Il atteint ou dépasse même les 200% dans huit établissements, dont 278,1% à Majicavo (Mayotte), 212,2% à Perpignan, 212% à Nîmes, 205,8% à Rochefort (Charente-Maritime) ou encore 204,6% à Foix.  Au total, 16 643 personnes détenues sont actuellement en surnombre par rapport aux places disponibles dans les prisons françaises.

En raison de cette surpopulation, 2 478 détenus sont contraints de dormir sur un matelas posé à même le sol. Ils étaient 1 872 le 1er juillet 2022. Parmi les personnes incarcérées, 20 189 sont des prévenus, incarcérés dans l’attente de leur jugement. Ils représentent 27,1% du nombre total de détenus (contre 26,9% il y a un an).

Au total, 91 127 personnes étaient placées sous écrou au 1er juillet, un nombre là aussi en hausse. Parmi elles, on compte 16 614 personnes non détenues faisant l’objet d’un placement sous bracelet électronique (15.781) ou d’un placement à l’extérieur (833).

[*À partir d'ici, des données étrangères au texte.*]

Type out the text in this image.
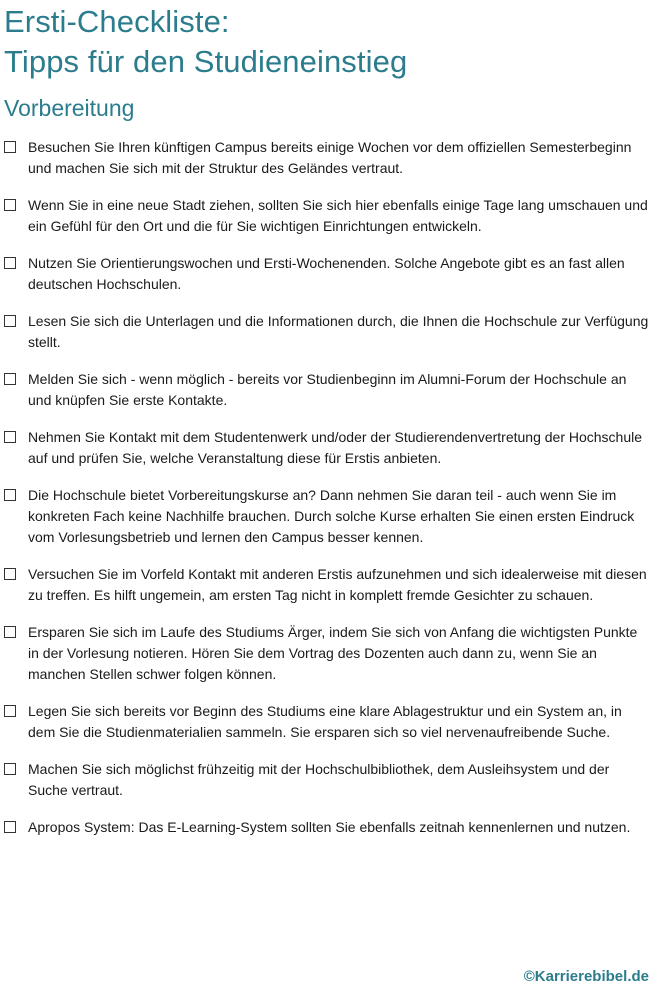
Ersti-Checkliste:
Tipps für den Studieneinstieg
Vorbereitung
Besuchen Sie Ihren künftigen Campus bereits einige Wochen vor dem offiziellen Semesterbeginn und machen Sie sich mit der Struktur des Geländes vertraut.
Wenn Sie in eine neue Stadt ziehen, sollten Sie sich hier ebenfalls einige Tage lang umschauen und ein Gefühl für den Ort und die für Sie wichtigen Einrichtungen entwickeln.
Nutzen Sie Orientierungswochen und Ersti-Wochenenden. Solche Angebote gibt es an fast allen deutschen Hochschulen.
Lesen Sie sich die Unterlagen und die Informationen durch, die Ihnen die Hochschule zur Verfügung stellt.
Melden Sie sich - wenn möglich - bereits vor Studienbeginn im Alumni-Forum der Hochschule an und knüpfen Sie erste Kontakte.
Nehmen Sie Kontakt mit dem Studentenwerk und/oder der Studierendenvertretung der Hochschule auf und prüfen Sie, welche Veranstaltung diese für Erstis anbieten.
Die Hochschule bietet Vorbereitungskurse an? Dann nehmen Sie daran teil - auch wenn Sie im konkreten Fach keine Nachhilfe brauchen. Durch solche Kurse erhalten Sie einen ersten Eindruck vom Vorlesungsbetrieb und lernen den Campus besser kennen.
Versuchen Sie im Vorfeld Kontakt mit anderen Erstis aufzunehmen und sich idealerweise mit diesen zu treffen. Es hilft ungemein, am ersten Tag nicht in komplett fremde Gesichter zu schauen.
Ersparen Sie sich im Laufe des Studiums Ärger, indem Sie sich von Anfang die wichtigsten Punkte in der Vorlesung notieren. Hören Sie dem Vortrag des Dozenten auch dann zu, wenn Sie an manchen Stellen schwer folgen können.
Legen Sie sich bereits vor Beginn des Studiums eine klare Ablagestruktur und ein System an, in dem Sie die Studienmaterialien sammeln. Sie ersparen sich so viel nervenaufreibende Suche.
Machen Sie sich möglichst frühzeitig mit der Hochschulbibliothek, dem Ausleihsystem und der Suche vertraut.
Apropos System: Das E-Learning-System sollten Sie ebenfalls zeitnah kennenlernen und nutzen.
©Karrierebibel.de
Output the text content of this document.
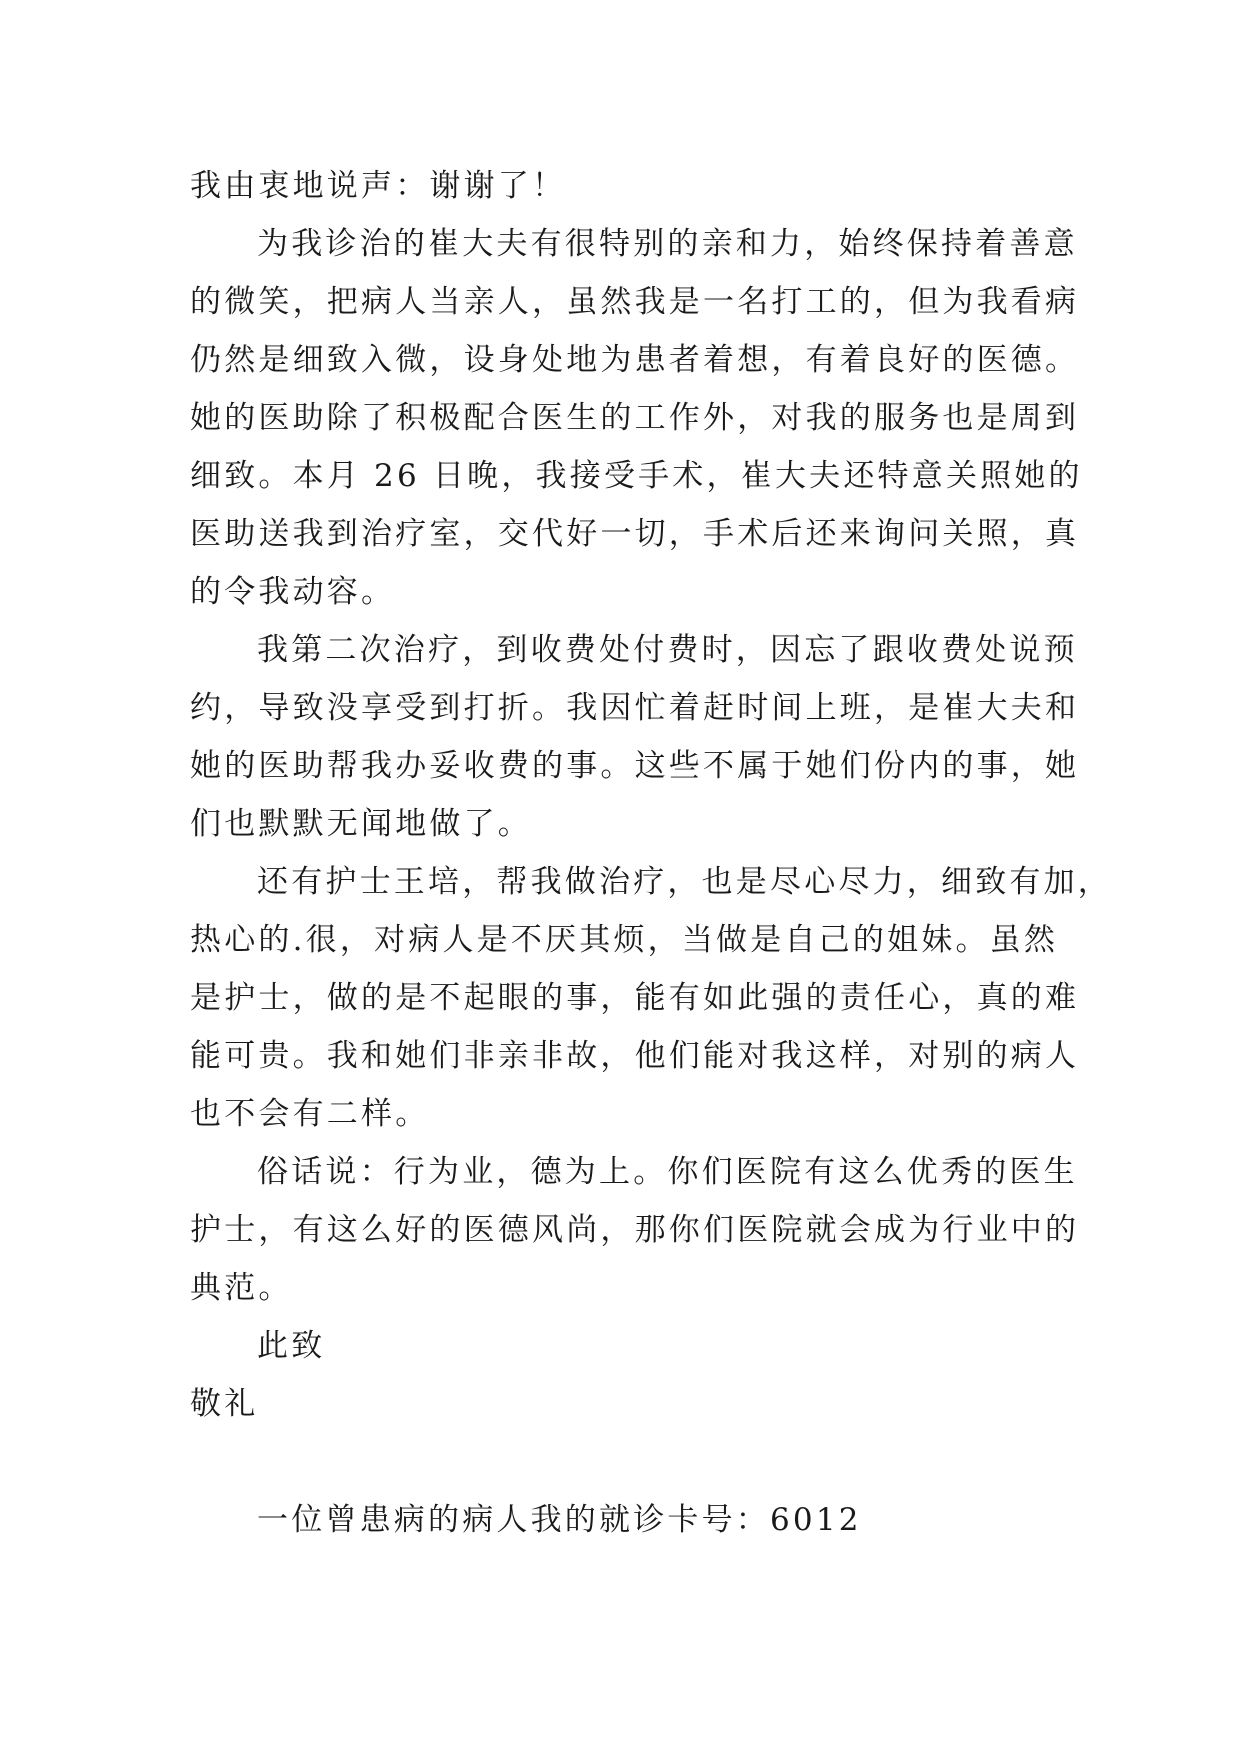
我由衷地说声：谢谢了！
为我诊治的崔大夫有很特别的亲和力，始终保持着善意
的微笑，把病人当亲人，虽然我是一名打工的，但为我看病
仍然是细致入微，设身处地为患者着想，有着良好的医德。
她的医助除了积极配合医生的工作外，对我的服务也是周到
细致。本月 26 日晚，我接受手术，崔大夫还特意关照她的
医助送我到治疗室，交代好一切，手术后还来询问关照，真
的令我动容。
我第二次治疗，到收费处付费时，因忘了跟收费处说预
约，导致没享受到打折。我因忙着赶时间上班，是崔大夫和
她的医助帮我办妥收费的事。这些不属于她们份内的事，她
们也默默无闻地做了。
还有护士王培，帮我做治疗，也是尽心尽力，细致有加，
热心的.很，对病人是不厌其烦，当做是自己的姐妹。虽然
是护士，做的是不起眼的事，能有如此强的责任心，真的难
能可贵。我和她们非亲非故，他们能对我这样，对别的病人
也不会有二样。
俗话说：行为业，德为上。你们医院有这么优秀的医生
护士，有这么好的医德风尚，那你们医院就会成为行业中的
典范。
此致
敬礼
一位曾患病的病人我的就诊卡号：6012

Le nombre de femmes écrouées (3,7% de la population carcérale totale) augmente légèrement, tandis que celui de mineurs (0,8%) reste stable.

Mécanisme de régulation carcérale

Dans un rapport présenté le 19 juillet à l’Assemblée nationale, deux députées, Caroline Abadie (Renaissance, majorité présidentielle) et Elsa Faucillon (communiste), recommandaient d’inscrire dans la loi un mécanisme de régulation carcérale, pour faire face à la surpopulation des prisons, frein majeur à la lutte contre la récidive.

Après cinq mois de travaux, les rapporteures se disaient alors certaines : il faudrait interdire d’incarcérer quelqu’un dans une prison quand le taux de 100% d’occupation est atteint. Cette mesure faisait partie des recommandations des États généraux de la Justice, dont s’est largement inspiré le projet de loi d’Éric Dupond-Moretti adopté la veille à l’Assemblée nationale.

Mais elle n’a pas été retenue, le garde des Sceaux préférant mettre en avant le plan (annoncé en 2018) de construction de « 15 000 places » de prisons supplémentaires d’ici à 2027. Les peines prononcées sont aujourd’hui « deux fois plus sévères » qu’il y a vingt ans, avait alors rappelé Caroline Abadie, lors d’une conférence de presse à l’Assemblée nationale.

Ce mécanisme de régulation ne concernerait que les maisons d’arrêts, « là où il n’y a pas de criminels, et uniquement les infractions punies de deux ans d’emprisonnement maximum », avait-elle insisténotant que « l’alternative à la détention a montré son efficacité » sur les peines courtes en matière de réinsertion. Il faut « sortir du populisme carcéral », l’incarcération « coûte plus cher » que les alternatives à la détention, avait aussi souligné Elsa Faucillon.